La femme de charge ne pouvait faire moins que de boire à celle du majordome, et il faut convenir d’ailleurs qu’elle n’était nullement ennemie d’un verre de vin, d’eau-de-vie ou de genièvre mélangé avec moitié d’eau chaude, pourvu qu’il fût bien sucré. Après cet échange de politesse, la conversation se renoua.

— Vous devez avoir acquis beaucoup d’expérience, monsieur Benjamin ; car, comme dit l’Écriture : celui qui va en mer sur un navire voit les œuvres du Seigneur.

— Et quelquefois aussi les œuvres du diable, mistress Pettibone.
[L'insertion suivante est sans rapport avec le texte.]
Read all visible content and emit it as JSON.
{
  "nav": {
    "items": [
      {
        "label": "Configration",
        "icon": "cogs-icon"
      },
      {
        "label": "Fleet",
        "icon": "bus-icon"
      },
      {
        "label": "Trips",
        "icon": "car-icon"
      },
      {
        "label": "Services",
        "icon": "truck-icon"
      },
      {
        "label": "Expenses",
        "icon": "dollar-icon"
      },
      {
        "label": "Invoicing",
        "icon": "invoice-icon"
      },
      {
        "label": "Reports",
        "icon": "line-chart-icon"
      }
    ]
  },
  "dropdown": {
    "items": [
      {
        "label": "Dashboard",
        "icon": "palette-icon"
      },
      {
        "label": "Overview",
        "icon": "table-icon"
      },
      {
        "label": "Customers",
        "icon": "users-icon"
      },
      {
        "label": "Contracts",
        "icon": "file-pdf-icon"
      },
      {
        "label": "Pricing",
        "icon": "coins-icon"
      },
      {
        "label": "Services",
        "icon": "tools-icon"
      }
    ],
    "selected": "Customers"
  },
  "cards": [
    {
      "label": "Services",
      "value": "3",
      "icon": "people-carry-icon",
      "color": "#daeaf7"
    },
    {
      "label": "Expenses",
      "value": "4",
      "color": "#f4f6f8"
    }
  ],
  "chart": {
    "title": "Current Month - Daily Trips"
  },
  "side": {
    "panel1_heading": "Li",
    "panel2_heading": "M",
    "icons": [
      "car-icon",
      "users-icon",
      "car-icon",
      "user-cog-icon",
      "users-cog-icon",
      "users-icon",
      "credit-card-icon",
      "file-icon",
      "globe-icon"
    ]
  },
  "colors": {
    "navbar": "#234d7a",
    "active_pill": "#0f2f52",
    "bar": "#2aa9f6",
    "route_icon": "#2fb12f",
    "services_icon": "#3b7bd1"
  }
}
Mais après tout, la mer offre de grands avantages à un homme, car c’est là qu’on apprend à connaître non seulement les différentes nations, mais les différents pays. Moi, par exemple, je ne suis qu’un ignorant, en comparaison de certains capitaines qui fréquentent la mer, et cependant, depuis le cap de la Hogue jusqu’au cap finis à terre[3], il n’y a pas un promontoire, pas une île, dont je ne sois en état de vous dire le nom. Oui, je connais toute cette côte aussi bien que le chemin d’ici au Hardi Dragon ; et c’est une chienne de connaissance que cette baie de Biscaye. Je voudrais seulement que vous pussiez entendre le vent qui y souffle ; cela vous ferait dresser les cheveux sur la tête. Naviguer dans cette baie, c’est à peu près la même chose que lorsqu’on voyage dans ce pays-ci de montagne en montagne.

— Quoi ! monsieur Benjamin, est-ce que la mer s’élève jamais à la hauteur de nos montagnes ?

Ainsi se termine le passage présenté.